AVANT PROPOS
Parler du Paysage n'est guère chose facile.
Parce le mot "paysage" lui même est une notion abstraite
où s'entrechoquent toutes les "dimensions" du monde
: l'espace, le temps, la société, et donc l'individu
et tout son univers mental.
Parce que c'est peut-être ce que nous avons de plus intime ;
chacun a son paysage, sa façon d'aborder le monde... . Mais
au-delà de l'aspect sensible, le paysage est bien une réalité.
Une réalité matérielle, physique, géographique,
bien présente ; ainsi, tout discours sur le paysage est un
travail d'équilibriste où il faut garder la mesure de
ce que le paysage offre d'objectivité sans pour autant renier
tout regard sensible voire même affectif. Difficile d'éviter
les imperfections, les caricatures, difficile de ne pas magnifier
ou au contraire de ne pas trop critiquer.
Difficile de parler de paysage, surtout en ce qui concerne le Gers,
où tout semble homogène, alors que tout y est si subtilement
différencié, nuancé, surtout lorsqu'on évoque
une terre gasconne, si souvent flattée et imaginée que
l'on croit connaître parce que réputée, alors
qu'elle est finalement si secrète, voire méconnue.
L'idée de se pencher sur les Paysages du Gers remonte à
une dizaine d'années. Quelques travaux universitaires, quelques
études localisées, quelques rencontres, débats,
discussions, ..., ont mis en évidence la nécessité
de mener une réflexion de fond sur le paysage en Gascogne et
dans le Gers.
Au début de l'année 2000, dans le cadre d'un programme
national d'inventaire des paysages, un travail de longue haleine a
été confié au Conseil en Architecture Urbanisme
et Environnement du Gers (CAUE 32) et à Arbre et Paysage 32,
pour lesquels le paysage est une préoccupation quotidienne,
et qui souhaitaient valoriser et partager leur connaissance du territoire
et du paysage gersois.
Comment parler des paysages du Gers sans évoquer ce qui en
fonde l'identité, ce qui en constitue la "substance"

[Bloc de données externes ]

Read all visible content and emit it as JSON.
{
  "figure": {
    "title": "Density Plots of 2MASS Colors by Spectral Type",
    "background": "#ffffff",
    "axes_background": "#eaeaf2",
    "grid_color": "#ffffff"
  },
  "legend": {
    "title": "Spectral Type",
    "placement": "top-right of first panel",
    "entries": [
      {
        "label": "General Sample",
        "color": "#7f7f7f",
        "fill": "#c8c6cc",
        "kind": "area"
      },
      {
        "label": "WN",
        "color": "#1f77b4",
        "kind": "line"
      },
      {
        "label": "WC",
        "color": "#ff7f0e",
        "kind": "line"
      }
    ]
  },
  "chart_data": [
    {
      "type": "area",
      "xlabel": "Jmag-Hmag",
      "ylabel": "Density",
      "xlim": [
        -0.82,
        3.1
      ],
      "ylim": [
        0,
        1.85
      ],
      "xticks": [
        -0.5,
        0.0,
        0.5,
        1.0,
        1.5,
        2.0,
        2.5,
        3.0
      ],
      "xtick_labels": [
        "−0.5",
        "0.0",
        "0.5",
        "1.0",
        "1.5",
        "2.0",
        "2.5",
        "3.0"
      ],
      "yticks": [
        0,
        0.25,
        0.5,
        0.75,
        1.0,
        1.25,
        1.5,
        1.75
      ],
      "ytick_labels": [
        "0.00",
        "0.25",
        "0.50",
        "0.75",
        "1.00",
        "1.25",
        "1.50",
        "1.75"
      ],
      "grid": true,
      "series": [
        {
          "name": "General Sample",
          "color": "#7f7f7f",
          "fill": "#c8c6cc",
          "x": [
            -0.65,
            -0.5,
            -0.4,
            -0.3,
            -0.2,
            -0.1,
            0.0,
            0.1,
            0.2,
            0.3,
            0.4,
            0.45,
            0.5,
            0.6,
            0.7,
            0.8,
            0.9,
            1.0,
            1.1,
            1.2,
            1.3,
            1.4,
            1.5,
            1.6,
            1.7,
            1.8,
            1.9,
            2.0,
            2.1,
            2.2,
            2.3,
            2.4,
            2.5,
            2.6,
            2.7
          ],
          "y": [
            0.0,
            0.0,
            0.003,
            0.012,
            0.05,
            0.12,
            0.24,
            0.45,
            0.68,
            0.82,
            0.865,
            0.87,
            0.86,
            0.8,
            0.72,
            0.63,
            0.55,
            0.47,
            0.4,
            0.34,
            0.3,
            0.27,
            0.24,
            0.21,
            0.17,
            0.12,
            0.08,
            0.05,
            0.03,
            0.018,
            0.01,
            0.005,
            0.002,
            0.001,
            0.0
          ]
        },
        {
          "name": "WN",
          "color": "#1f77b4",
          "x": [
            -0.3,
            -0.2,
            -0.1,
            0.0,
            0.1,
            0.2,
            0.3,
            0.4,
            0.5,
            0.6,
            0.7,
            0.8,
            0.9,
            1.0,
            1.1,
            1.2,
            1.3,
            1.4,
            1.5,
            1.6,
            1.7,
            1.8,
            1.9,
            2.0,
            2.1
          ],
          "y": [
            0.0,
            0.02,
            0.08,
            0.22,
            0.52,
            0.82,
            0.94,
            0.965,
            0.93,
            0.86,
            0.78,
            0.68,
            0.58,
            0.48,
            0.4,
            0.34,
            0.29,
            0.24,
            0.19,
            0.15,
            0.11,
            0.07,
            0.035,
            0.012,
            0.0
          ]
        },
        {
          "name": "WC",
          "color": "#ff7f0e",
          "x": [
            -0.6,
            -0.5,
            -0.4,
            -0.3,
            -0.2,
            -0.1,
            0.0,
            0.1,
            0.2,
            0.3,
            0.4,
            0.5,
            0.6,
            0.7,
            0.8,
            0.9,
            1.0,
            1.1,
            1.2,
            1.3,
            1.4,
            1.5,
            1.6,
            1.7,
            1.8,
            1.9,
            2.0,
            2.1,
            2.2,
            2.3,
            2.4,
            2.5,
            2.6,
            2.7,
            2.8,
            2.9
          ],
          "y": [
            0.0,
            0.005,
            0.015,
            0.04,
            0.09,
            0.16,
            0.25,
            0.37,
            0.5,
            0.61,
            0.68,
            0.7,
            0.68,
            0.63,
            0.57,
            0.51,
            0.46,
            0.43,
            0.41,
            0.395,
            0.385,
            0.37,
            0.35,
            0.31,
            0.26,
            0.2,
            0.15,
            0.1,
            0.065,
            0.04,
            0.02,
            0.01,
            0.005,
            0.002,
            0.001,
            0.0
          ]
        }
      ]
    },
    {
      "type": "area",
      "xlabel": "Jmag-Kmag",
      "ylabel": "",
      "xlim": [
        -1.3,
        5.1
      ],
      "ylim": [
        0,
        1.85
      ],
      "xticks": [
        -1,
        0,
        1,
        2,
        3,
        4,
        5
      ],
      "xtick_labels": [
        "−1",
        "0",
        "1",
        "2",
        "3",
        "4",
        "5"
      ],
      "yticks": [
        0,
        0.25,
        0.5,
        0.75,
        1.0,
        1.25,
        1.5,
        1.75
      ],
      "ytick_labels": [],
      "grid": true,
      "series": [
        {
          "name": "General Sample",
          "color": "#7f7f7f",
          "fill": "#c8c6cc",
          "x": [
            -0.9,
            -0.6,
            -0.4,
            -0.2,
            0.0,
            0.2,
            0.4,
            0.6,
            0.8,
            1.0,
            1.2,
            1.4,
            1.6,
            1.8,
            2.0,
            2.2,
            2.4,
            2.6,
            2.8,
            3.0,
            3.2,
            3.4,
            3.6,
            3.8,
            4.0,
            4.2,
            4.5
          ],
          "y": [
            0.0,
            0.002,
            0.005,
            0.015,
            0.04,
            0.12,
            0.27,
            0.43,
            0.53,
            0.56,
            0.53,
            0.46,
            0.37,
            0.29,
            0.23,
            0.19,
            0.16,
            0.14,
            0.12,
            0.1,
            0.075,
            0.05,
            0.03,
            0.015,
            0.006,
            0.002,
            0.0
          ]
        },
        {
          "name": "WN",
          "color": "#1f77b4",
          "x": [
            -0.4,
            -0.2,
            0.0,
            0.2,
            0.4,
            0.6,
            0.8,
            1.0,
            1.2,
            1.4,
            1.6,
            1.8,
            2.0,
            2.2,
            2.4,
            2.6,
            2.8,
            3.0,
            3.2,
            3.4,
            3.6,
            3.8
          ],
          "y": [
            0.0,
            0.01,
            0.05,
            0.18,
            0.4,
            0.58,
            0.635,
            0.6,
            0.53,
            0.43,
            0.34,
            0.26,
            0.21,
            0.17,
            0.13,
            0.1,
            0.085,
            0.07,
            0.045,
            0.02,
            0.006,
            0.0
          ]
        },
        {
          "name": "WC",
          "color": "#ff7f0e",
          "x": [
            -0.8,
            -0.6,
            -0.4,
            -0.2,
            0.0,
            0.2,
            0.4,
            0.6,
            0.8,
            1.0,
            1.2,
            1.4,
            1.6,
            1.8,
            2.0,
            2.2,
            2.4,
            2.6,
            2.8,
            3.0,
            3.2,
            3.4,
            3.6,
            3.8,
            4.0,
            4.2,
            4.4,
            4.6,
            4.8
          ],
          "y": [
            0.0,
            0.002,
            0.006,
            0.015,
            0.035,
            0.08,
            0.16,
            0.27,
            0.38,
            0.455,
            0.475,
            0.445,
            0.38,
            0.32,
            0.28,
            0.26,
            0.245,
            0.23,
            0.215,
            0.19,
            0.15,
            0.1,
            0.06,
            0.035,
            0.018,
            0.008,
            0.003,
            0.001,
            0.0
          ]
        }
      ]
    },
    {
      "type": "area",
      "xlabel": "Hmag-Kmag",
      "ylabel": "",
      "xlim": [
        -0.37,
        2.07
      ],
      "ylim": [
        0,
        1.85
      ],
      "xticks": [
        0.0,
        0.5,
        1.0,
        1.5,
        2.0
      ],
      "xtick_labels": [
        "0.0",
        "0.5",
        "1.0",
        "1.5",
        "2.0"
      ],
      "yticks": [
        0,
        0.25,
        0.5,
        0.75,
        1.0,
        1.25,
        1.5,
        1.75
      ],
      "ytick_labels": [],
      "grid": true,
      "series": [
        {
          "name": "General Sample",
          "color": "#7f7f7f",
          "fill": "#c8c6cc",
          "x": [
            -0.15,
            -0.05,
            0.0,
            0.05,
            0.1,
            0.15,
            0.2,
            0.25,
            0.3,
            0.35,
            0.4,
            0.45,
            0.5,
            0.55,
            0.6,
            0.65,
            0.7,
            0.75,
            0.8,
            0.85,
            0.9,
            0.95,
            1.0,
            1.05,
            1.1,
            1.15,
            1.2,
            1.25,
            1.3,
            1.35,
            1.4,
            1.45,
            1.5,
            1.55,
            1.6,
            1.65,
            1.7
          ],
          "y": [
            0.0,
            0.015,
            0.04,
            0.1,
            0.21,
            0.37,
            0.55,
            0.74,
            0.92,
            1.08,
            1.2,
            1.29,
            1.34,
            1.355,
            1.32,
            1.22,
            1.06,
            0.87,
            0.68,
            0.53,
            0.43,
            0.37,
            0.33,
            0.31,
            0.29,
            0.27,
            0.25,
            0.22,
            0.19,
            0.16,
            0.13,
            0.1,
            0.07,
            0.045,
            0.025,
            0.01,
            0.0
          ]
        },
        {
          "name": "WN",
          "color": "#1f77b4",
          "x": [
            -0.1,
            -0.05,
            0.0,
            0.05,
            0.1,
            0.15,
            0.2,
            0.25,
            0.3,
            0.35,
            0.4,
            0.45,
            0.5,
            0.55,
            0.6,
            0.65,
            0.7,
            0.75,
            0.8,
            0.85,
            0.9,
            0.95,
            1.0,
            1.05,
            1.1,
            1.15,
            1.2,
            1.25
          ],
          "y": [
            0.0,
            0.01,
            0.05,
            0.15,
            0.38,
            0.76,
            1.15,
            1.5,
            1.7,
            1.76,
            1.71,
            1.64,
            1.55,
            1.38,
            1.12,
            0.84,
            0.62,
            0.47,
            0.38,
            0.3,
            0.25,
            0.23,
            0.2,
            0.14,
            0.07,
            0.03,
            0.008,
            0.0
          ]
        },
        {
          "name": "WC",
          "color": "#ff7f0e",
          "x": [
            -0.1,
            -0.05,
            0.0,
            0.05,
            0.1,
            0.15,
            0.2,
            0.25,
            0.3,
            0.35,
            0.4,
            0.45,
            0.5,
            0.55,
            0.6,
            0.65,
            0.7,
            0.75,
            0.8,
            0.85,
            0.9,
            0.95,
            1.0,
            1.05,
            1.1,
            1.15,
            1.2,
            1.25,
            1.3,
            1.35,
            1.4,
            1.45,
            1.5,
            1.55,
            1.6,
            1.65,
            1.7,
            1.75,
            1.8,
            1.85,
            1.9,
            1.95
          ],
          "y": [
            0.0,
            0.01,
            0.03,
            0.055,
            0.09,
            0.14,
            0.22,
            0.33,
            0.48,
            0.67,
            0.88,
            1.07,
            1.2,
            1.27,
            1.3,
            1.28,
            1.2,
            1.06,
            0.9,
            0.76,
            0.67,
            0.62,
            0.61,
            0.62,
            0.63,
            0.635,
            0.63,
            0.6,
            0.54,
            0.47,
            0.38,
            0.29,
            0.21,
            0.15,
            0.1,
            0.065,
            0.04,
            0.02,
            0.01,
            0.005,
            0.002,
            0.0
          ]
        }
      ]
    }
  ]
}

commune à l'ensemble du territoire ?.. . sans approcher les
différentes étendues, pays ou contrées que la
nature et les hommes ont dessinés à la surface de cette
terre, offrant de multiples variantes à l'intérieur
même de la Gascogne et du Gers ?
Et comment ne pas en présenter les "composantes, les ingrédients
essentiels", ces différents lieux et patrimoines qui parsèment
tout le territoire, comment ne pas les raconter, en évoquer
les divers aspects pratiques et les enjeux "techniques"
?
Voici comment nous avons essayé d'organiser notre découverte
du Gers au travers de ses paysages, un département formé
il y a plus de 200 ans, un territoire déjà ancien qui
a déjà marqué de son empreinte le paysage gascon.
Le Gers, un département rural, premier département agricole
français dont les 3/4 de la surface sont cultivés, qui
comme toutes les campagnes, est en pleine mutation et doit faire face
aux multiples incertitudes de l'agriculture mondiale. Outre l'agriculture,
la transformation des campagnes est aussi liée au développement
urbain des principaux chef-lieux mais surtout de la périphérie
toulousaine. Pour autant la campagne reste habitée ; comme
le veut la tradition, le Gers a su accueillir de nombreux nouveaux
résidents, sensibles aux charmes du paysage gersois et des
vieilles maisons gasconnes qui s'étaient progressivement vidées.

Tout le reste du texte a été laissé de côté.